Identity Theft With Google Code Search

Several blogs have pointed out that Google Code Search can be used to discover vulnerabilities in the indexed code. One can find SQL injection possibilities, potential buffer overflows and backdoor passwords. But it’s not just security holes in software that you can find.

One particular search I did revealed a file containing a particular person’s entire collection of usernames and passwords. It included several banking account numbers and passwords, SSNs for him and his wife, keys for popular software and mortgage payment details. Assuming the passwords hadn’t changed since, I had more than I needed to steal all his money and his identity.

Irony of ironies, the file was included, as plain text, in the source code package for a “secure password storage” product this person had written and posted to the web!

I sent him an email a couple of weeks ago, and he replied saying that some of the data was out of date, and he would change the rest. But it’s not easy to change bank account numbers and SSNs.

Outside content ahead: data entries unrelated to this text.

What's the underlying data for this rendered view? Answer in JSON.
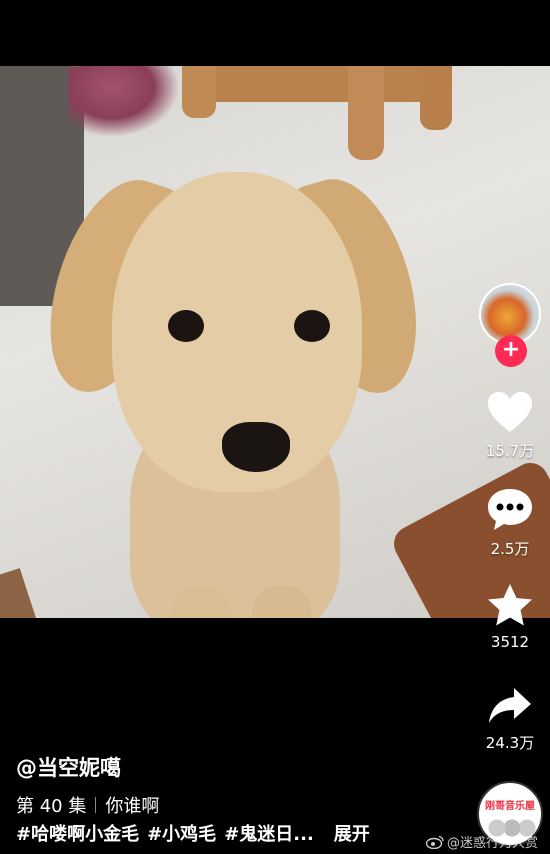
{
  "video": {
    "subject": "golden retriever puppy"
  },
  "creator": {
    "follow_label": "+"
  },
  "actions": {
    "like_count": "15.7万",
    "comment_count": "2.5万",
    "favorite_count": "3512",
    "share_count": "24.3万"
  },
  "info": {
    "author": "@当空妮噶",
    "episode": "第 40 集",
    "episode_title": "你谁啊",
    "tags": [
      "#哈喽啊小金毛",
      "#小鸡毛",
      "#鬼迷日..."
    ],
    "expand_label": "展开"
  },
  "music": {
    "disc_label": "刚哥音乐屋"
  },
  "watermark": {
    "text": "@迷惑行为大赏"
  },
  "colors": {
    "follow_red": "#fe2c55",
    "background": "#000000",
    "text": "#ffffff"
  }
}
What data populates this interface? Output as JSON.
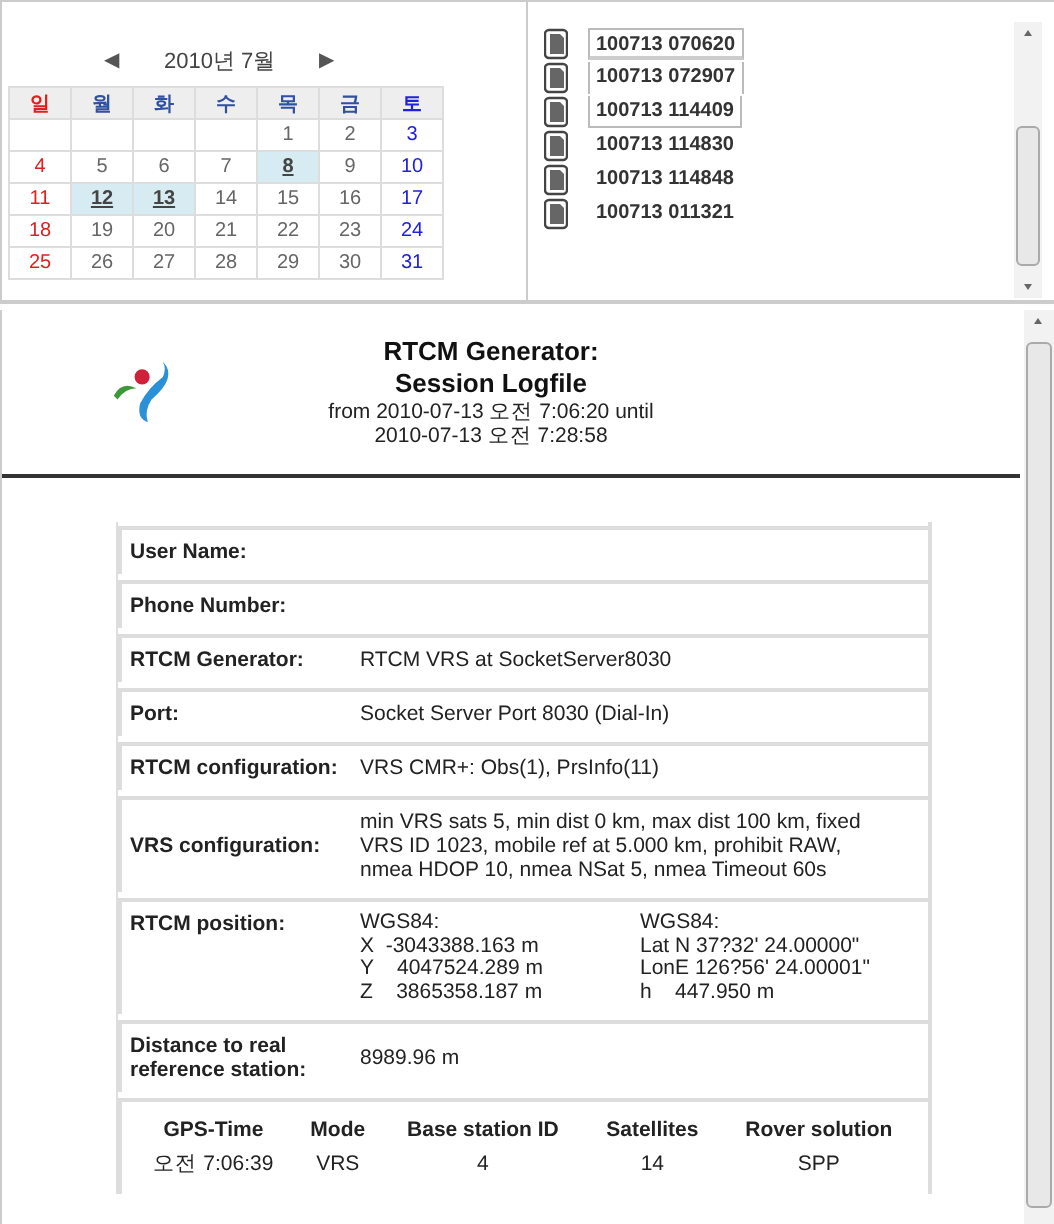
{
  "calendar": {
    "prev": "◀",
    "month": "2010년 7월",
    "next": "▶",
    "headers": [
      {
        "label": "일",
        "kind": "sunday"
      },
      {
        "label": "월",
        "kind": "weekday"
      },
      {
        "label": "화",
        "kind": "weekday"
      },
      {
        "label": "수",
        "kind": "weekday"
      },
      {
        "label": "목",
        "kind": "weekday"
      },
      {
        "label": "금",
        "kind": "weekday"
      },
      {
        "label": "토",
        "kind": "saturday"
      }
    ],
    "weeks": [
      [
        {
          "blank": true
        },
        {
          "blank": true
        },
        {
          "blank": true
        },
        {
          "blank": true
        },
        {
          "day": "1",
          "linked": false
        },
        {
          "day": "2",
          "linked": false
        },
        {
          "day": "3",
          "linked": false
        }
      ],
      [
        {
          "day": "4",
          "linked": false
        },
        {
          "day": "5",
          "linked": false
        },
        {
          "day": "6",
          "linked": false
        },
        {
          "day": "7",
          "linked": false
        },
        {
          "day": "8",
          "linked": true
        },
        {
          "day": "9",
          "linked": false
        },
        {
          "day": "10",
          "linked": false
        }
      ],
      [
        {
          "day": "11",
          "linked": false
        },
        {
          "day": "12",
          "linked": true
        },
        {
          "day": "13",
          "linked": true
        },
        {
          "day": "14",
          "linked": false
        },
        {
          "day": "15",
          "linked": false
        },
        {
          "day": "16",
          "linked": false
        },
        {
          "day": "17",
          "linked": false
        }
      ],
      [
        {
          "day": "18",
          "linked": false
        },
        {
          "day": "19",
          "linked": false
        },
        {
          "day": "20",
          "linked": false
        },
        {
          "day": "21",
          "linked": false
        },
        {
          "day": "22",
          "linked": false
        },
        {
          "day": "23",
          "linked": false
        },
        {
          "day": "24",
          "linked": false
        }
      ],
      [
        {
          "day": "25",
          "linked": false
        },
        {
          "day": "26",
          "linked": false
        },
        {
          "day": "27",
          "linked": false
        },
        {
          "day": "28",
          "linked": false
        },
        {
          "day": "29",
          "linked": false
        },
        {
          "day": "30",
          "linked": false
        },
        {
          "day": "31",
          "linked": false
        }
      ]
    ]
  },
  "files": [
    {
      "name": "100713 070620",
      "selected": true
    },
    {
      "name": "100713 072907",
      "selected": true
    },
    {
      "name": "100713 114409",
      "selected": true
    },
    {
      "name": "100713 114830",
      "selected": false
    },
    {
      "name": "100713 114848",
      "selected": false
    },
    {
      "name": "100713 011321",
      "selected": false
    }
  ],
  "report": {
    "title": [
      "RTCM Generator:",
      "Session Logfile"
    ],
    "period": [
      "from 2010-07-13 오전 7:06:20 until",
      "2010-07-13 오전 7:28:58"
    ],
    "rows": [
      {
        "kind": "field",
        "label": "User Name:"
      },
      {
        "kind": "field",
        "label": "Phone Number:"
      },
      {
        "kind": "field",
        "label": "RTCM Generator:",
        "value": "RTCM VRS at SocketServer8030"
      },
      {
        "kind": "field",
        "label": "Port:",
        "value": "Socket Server Port 8030 (Dial-In)"
      },
      {
        "kind": "field",
        "label": "RTCM configuration:",
        "value": "VRS CMR+: Obs(1), PrsInfo(11)"
      },
      {
        "kind": "field",
        "label": "VRS configuration:",
        "value": "min VRS sats 5, min dist 0 km, max dist 100 km, fixed VRS ID 1023, mobile ref at 5.000 km, prohibit RAW, nmea HDOP 10, nmea NSat 5, nmea Timeout 60s"
      },
      {
        "kind": "position",
        "label": "RTCM position:",
        "columns": [
          [
            "WGS84:",
            "X  -3043388.163 m",
            "Y    4047524.289 m",
            "Z    3865358.187 m"
          ],
          [
            "WGS84:",
            "Lat N 37?32' 24.00000\"",
            "LonE 126?56' 24.00001\"",
            "h    447.950 m"
          ]
        ]
      },
      {
        "kind": "field",
        "label": "Distance to real reference station:",
        "value": "8989.96 m"
      }
    ],
    "session": {
      "columns": [
        "GPS-Time",
        "Mode",
        "Base station ID",
        "Satellites",
        "Rover solution"
      ],
      "rows": [
        [
          "오전 7:06:39",
          "VRS",
          "4",
          "14",
          "SPP"
        ]
      ]
    }
  }
}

The RISKs: testing security software with confidential data; when working on software, not keeping the development version and the version you use separated.

2 thoughts on “Identity Theft With Google Code Search

  1. Using “(GET|POST|COOKIE|REQUEST)” is better than using “[GPC]”. It includes $_REQUEST (which is a combination of $_GET, $_POST and $_COOKIE) and excludes things like $_CPADMIN (one thing that does show up in the search results).

    (I hope that a tag is parsed properly, because otherwise it’ll stretch the page awfully.)